Typically speaking, because it follows the hectic holiday season, January is a busy month for retailers to announce store closings. But this year's closings are indicative of a new trend, triggered by more and more shoppers turning to e-commerce.
At the NRF Big Show in early January, founder and CEO of Caruso Affiliated, Rick Caruso said that without a major reinvention, traditional malls will soon go extinct, noting that he is unaware of an indoor mall that has been built since 2006. "Any time you stop building a product, that's usually the best indication that the customer doesn't want it anymore," he said.
Following JCP's reduction of 2,000 jobs and Macy's reduction of 2,500, Walmart Sam's Club adds 2,300 to the roster. "We realized we had pretty much the same club structure whether a club had $50 million in revenue or $100 million in revenue," said Bill Durling, a spokesman for Sam's Club, of the distribution of assistant managers. "What we're trying to do is balance our resources."
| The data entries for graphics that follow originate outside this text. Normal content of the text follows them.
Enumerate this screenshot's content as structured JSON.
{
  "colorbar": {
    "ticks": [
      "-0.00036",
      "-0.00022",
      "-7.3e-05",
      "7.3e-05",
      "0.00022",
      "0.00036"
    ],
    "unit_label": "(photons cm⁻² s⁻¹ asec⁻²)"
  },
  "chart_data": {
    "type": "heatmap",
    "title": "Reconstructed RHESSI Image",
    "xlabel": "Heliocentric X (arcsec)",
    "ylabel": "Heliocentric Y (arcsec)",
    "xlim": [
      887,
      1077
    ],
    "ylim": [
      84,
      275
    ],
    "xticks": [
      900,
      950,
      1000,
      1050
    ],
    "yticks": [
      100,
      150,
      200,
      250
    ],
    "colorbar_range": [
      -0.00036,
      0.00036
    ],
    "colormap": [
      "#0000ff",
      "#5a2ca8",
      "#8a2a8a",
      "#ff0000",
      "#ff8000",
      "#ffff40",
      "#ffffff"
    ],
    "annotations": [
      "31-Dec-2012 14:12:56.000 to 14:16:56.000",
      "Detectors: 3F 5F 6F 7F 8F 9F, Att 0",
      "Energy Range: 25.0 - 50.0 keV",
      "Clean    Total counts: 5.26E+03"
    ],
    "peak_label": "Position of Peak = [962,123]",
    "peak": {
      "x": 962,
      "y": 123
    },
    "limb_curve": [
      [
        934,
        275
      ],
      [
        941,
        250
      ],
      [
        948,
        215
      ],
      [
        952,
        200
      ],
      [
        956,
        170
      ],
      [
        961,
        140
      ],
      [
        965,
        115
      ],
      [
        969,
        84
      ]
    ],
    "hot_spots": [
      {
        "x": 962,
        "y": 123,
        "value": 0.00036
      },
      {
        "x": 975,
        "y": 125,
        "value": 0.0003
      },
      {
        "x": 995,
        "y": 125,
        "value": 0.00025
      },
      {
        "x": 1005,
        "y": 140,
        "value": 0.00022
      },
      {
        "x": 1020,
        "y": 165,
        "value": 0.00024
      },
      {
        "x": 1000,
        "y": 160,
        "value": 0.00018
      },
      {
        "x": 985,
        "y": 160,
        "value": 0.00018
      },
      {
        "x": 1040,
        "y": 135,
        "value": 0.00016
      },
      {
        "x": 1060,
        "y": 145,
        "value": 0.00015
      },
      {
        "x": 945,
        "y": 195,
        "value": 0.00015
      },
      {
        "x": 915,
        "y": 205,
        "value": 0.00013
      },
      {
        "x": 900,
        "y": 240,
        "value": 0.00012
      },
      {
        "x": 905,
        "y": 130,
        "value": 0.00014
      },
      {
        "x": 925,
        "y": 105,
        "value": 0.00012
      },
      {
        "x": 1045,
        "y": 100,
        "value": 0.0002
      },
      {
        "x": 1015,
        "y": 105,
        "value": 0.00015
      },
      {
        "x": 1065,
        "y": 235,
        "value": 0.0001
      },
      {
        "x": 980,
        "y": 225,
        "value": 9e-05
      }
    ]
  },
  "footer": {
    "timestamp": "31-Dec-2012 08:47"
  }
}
Embroiled in a data breach that placed well over 100 million customers data at risk, Target has announced that it will shutter 1,175 jobs, including 475 layoffs and some 700 positions that will not be filled. During this difficult time the retailer will offer affected workers at least 45 days severance, though longer-tenured workers may get more, according to Target spokeswoman Molly Snyder.
"Retailing is in a transformative time,'' noted Snyder. "We're making decisions that will help us thrive and grow in the future.''
Sprint retail stores are also joining the flurry, letting go of 300-500 employees. Additional job cuts will occur in Sprint's customer care centers, business sales and other areas, though the number of those layoffs has not been determined, according to reports. The layoffs will affect both management and non-management employees.
But layoffs aren't the only movement that are being seen this month, a series of retailers have also reported store closings. Sears said that it will shutter its flagship store in downtown Chicago in April. It's the latest of about 300 store closures in the U.S. that it has made since 2010. American Eagle will decrease its number of Aerie locations, moving some of its locations back into its main stores, and Aéropostale will close 175 stores over the next few years.